In this guest editorial article, he gives his opinion on the ethics of climbing popular summer rock climbs in winter.
I am talking about routes on mountain crags in winter condition here, not "dry tooling" which seems to confuse people. I'm not going to enter a debate on what constitutes winter condition as I think that decision lies with the climber. You know if the route you did was a winter one.
What captures me as a climber is a line. A lot of the best lines for winter also happen to be the best lines for summer, Gimmer Crack is a prime case in point, a three pitch corner system, the winter line differs slightly from summer. Ascents in both summer and winter are equally as enjoyable and rate as being as good as anything about. The 2 styles can coexist and do in many places; Scafell, Bowfell, Gable, Ben Nevis, Shelterstone, Beinn Eighe, Cairngorm, Lochnagar, Glen Coe, The Cobbler the list goes on. If a line is truly great then the climbing and positions will capture you, if in summer you are distracted by a few scratches then you have missed the point.
The Rock Climbers environmental argument against climbing established summer rock routes in winter is seriously flawed and dangerous. What the argument actually is about is aesthetics, it is a selfish argument deployed by hypocritical rock climbers wishing to preserve what they think a rock climb should look like. This environmental argument is not about protecting fragile ecosystems. It is an argument that worries me as a rock climber, the ultimate extension of the environmental argument is that we should all stay at home.

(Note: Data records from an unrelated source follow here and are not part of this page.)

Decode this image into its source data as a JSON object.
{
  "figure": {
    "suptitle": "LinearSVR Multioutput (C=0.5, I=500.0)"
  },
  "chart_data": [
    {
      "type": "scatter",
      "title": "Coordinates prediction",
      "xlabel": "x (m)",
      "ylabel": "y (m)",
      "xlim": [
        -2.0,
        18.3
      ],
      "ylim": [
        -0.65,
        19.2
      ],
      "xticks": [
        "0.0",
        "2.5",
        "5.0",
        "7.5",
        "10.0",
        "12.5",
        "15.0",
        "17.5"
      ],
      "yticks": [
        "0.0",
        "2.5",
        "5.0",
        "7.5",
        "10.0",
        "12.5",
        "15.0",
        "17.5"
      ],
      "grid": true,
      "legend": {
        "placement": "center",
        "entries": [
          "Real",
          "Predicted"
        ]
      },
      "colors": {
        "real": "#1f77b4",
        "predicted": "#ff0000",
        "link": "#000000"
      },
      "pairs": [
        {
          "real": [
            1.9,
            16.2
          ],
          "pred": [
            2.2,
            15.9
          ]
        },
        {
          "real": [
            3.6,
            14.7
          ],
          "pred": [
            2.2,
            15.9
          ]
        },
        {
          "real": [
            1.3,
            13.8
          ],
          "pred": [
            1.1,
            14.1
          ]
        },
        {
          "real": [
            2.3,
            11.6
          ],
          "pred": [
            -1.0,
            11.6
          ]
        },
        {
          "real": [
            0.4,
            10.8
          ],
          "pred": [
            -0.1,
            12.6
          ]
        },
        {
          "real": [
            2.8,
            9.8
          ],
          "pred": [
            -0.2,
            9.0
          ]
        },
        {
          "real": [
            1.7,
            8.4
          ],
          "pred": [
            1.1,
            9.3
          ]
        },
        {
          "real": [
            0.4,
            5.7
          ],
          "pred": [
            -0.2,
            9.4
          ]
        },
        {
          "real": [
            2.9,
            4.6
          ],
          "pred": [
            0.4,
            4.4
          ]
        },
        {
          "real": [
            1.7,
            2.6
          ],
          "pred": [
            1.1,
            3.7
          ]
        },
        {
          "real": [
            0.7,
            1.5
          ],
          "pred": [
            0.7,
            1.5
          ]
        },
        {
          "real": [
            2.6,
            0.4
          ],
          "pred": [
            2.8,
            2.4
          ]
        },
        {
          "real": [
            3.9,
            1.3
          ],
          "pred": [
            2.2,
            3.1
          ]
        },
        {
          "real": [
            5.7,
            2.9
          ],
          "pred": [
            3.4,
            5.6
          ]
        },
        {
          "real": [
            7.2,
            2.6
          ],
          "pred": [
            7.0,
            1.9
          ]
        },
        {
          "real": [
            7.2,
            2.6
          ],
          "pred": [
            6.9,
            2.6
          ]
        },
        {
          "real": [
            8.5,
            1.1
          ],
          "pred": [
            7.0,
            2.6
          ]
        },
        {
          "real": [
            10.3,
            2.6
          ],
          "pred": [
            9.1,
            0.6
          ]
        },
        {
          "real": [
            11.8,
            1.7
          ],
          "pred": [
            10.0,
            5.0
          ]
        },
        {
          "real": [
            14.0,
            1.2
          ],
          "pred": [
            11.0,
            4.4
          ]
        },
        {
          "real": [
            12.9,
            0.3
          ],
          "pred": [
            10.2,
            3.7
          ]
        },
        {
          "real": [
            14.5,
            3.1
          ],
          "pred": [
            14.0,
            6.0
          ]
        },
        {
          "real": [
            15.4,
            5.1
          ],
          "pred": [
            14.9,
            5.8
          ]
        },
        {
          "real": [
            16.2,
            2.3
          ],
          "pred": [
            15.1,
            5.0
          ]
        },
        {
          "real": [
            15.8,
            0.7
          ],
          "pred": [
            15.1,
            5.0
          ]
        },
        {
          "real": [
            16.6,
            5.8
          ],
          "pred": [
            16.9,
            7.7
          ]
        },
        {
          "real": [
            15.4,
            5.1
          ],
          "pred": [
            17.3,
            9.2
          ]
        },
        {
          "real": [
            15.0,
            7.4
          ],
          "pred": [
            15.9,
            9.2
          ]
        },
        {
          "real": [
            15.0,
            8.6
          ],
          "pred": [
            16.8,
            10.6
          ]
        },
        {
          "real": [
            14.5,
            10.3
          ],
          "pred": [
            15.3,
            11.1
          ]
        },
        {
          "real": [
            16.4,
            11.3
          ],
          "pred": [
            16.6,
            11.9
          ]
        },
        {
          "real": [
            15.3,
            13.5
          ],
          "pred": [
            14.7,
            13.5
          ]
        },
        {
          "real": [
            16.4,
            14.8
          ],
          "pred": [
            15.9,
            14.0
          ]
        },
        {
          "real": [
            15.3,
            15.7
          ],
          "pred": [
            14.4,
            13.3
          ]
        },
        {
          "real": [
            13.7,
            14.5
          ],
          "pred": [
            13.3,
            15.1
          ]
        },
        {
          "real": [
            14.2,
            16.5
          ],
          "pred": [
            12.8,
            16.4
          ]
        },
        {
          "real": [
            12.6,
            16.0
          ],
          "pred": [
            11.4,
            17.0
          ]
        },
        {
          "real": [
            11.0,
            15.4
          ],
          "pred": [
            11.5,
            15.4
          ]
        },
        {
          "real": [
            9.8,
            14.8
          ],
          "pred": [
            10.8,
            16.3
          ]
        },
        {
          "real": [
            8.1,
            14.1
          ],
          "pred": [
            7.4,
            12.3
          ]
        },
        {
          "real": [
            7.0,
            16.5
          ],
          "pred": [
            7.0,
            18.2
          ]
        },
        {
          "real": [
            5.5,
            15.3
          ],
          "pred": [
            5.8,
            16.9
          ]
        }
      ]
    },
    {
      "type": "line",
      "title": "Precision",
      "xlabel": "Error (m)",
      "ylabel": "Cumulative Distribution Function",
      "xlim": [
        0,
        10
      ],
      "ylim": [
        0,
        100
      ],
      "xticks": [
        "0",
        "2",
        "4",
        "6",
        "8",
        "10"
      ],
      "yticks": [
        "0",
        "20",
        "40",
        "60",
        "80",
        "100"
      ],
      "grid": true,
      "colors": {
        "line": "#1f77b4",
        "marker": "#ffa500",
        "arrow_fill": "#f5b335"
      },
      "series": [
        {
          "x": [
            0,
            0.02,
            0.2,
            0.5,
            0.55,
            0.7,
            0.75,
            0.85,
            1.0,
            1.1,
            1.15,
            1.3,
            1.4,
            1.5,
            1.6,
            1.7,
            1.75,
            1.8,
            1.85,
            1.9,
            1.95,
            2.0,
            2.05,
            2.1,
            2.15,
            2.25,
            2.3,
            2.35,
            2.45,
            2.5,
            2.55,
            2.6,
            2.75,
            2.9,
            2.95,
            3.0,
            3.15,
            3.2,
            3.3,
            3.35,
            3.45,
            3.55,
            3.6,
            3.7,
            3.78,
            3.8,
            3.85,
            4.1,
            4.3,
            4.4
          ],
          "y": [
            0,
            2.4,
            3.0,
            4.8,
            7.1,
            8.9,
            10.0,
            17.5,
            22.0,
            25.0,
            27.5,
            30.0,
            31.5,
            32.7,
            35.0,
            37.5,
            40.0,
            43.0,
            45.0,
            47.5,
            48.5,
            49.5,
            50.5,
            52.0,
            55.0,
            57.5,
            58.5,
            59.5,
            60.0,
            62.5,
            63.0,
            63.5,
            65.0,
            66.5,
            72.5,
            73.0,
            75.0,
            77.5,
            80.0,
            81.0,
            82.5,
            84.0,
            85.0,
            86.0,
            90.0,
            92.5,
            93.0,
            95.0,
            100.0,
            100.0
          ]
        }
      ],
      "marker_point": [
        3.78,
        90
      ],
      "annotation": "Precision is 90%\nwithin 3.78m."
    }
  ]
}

When C.S. Worthington climbed Engineers Chimney in winter condition in 1909, now graded V 6, and at the time a winter ascent of a summer VS ( about as hard as any rock route in the world at the time) they were out climbing and having a good time, I'm sure they didn't court wide scale criticism. This answers another question posed of this style of climbing, namely that it is a passing fashion, Rock routes have been climbed as cutting edge winter lines for over 100 years.
In answer to a pure environmental argument against climbing established rock routes
I would put forward a counter argument that says you should only climb established classic summer lines in winter. On these lines the environmental damage has been done; vegetation removed, drainage altered, approach paths eroded etc, climbing them in winter and scratching the rock generates a mineral flush which can help stimulate lichen growth to cover up the polish. Chalk changes both the Ph and moisture content of the system, which in terms of stimulating vegetation regeneration is bad. Winter climbing on summer lines can be shown to be a good thing from an environmental stand point
Encouraging winter climbers to climb winter only lines on winter only crags is environmental terrorism, lets all go to pristine untouched ecosystems and interfere with them, incidentally this destruction is the same when a new untouched line is gardened in summer, in fact winter is probably the best time to interact with these untouched ecosystems as a lot of the vegetation is dormant.
So it boils down to aesthetics. When it comes to a question of aesthetics what we are doing is putting a higher level of importance to one set of climbers values than another. I would say that the visual damage that chalk and erosion does to a bouldering venue such as Langdale boulders is far worse than a few scratches on a high north facing mountain crag. Not only does it spoil the appearance of the rock for other climbers but it spoils what is a very picturesque view for a much wider user group. I don't criticise the use of chalk, I don't try to limit visitor numbers etc. It is not up to me. I go bouldering at Langdale and I am happy to climb 3 star summer routes in winter.
The ascent of summer lines in winter is not new and is not going to disappear because a few rock climbers think it is bad. Just as rock climbers are not going to stop gardening pristine crag environments and using chalk. We have to accept that this is the case, this is climbing, and get on with enjoying ourselves on the crags.
Steve Studied Ecology, Environmental Management and Geology in the Mountain Environment whilst at the University of Cumbria in Ambleside.